Stories of child exploitation steer influencers bill at MN Capitol in new direction

Minnesota lawmakers set out to protect the bank accounts of child influencers this year and stumbled into a worse type of exploitation.

A bill initially designed to make sure kids get paid for contributing to social media content took a sharp turn this week to keep kids out of profitable content altogether if they’re under the age of 14.

Using kids to sell products on social media has become a $1 billion industry. But laws protecting those kids are mostly stuck in the last century, before Instagram, Facebook and Twitter and even MySpace existed.

So across the country, lawmakers are scrambling to close the gaps and protect children from financial exploitation.

Almost as soon as Rep. Zack Stephenson, DFL-Coon Rapids, introduced his bill to make sure kids get paid when adults use them to create profitable content, he read about something worse and shared it widely.

"There's a lot of really disgusting, concerning things happening online to our kids," said Rep. Harry Niska after reading a story from the New York Times. 

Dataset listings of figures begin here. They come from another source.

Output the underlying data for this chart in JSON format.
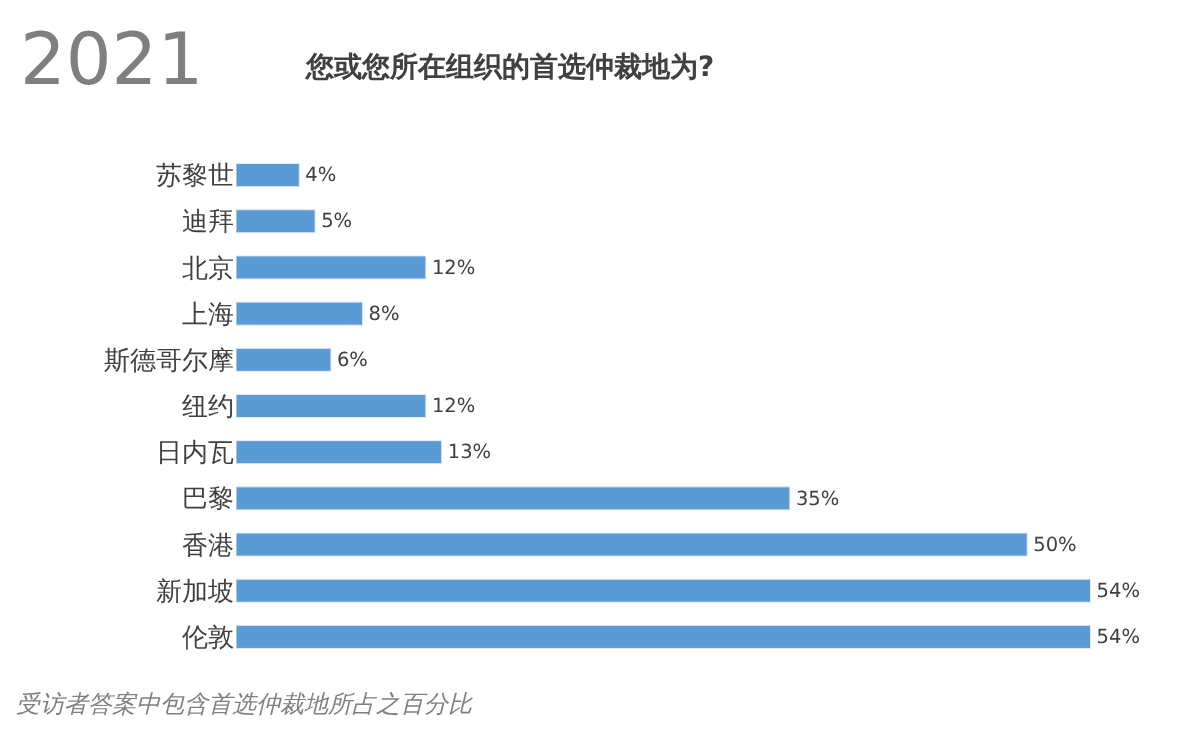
{
  "chart_data": {
    "type": "bar",
    "orientation": "horizontal",
    "title": "2021",
    "subtitle": "您或您所在组织的首选仲裁地为?",
    "categories": [
      "苏黎世",
      "迪拜",
      "北京",
      "上海",
      "斯德哥尔摩",
      "纽约",
      "日内瓦",
      "巴黎",
      "香港",
      "新加坡",
      "伦敦"
    ],
    "values": [
      4,
      5,
      12,
      8,
      6,
      12,
      13,
      35,
      50,
      54,
      54
    ],
    "value_labels": [
      "4%",
      "5%",
      "12%",
      "8%",
      "6%",
      "12%",
      "13%",
      "35%",
      "50%",
      "54%",
      "54%"
    ],
    "color": "#5b9bd5",
    "annotations": [
      "受访者答案中包含首选仲裁地所占之百分比"
    ]
  }
}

Their team dug into social media accounts where adults got paid to share photos and video of their young children, mostly consumed by older men.

"Photos show a bright, bubbly girl modeling evening dresses, high-end workout gear, and dance leotards," said Stephenson, referring to the article. "She has more than 100,000 followers, some so enthusiastic about her post that they paid $9.99 a month for more photos."

Stephenson changed his bill to keep kids under 14 from being involved in social media for profit.

"Minnesota has a child labor law already that says you can't work under the age of 14, with limited exceptions," he said.

Kids between 14 and 17 could still create content for cash — on their own or with an adult’s help. But legislators seem united in working to push back against exploitation.

"This is a vile, unconscionable situation that has to stop," said Stephenson.

"I hope every parent out there is listening and taking action," Niska said.

"The very least that we can do is include some parameters and allow them a semblance of a childhood before they're thrown out in it, you know, to the wolves of social media," said Rep. Carlie Kotyza-Witthuhn, DFL-Eden Prairie.

None of the stories of exploitation have happened in Minnesota, but legislators believe it’s happened, or it will.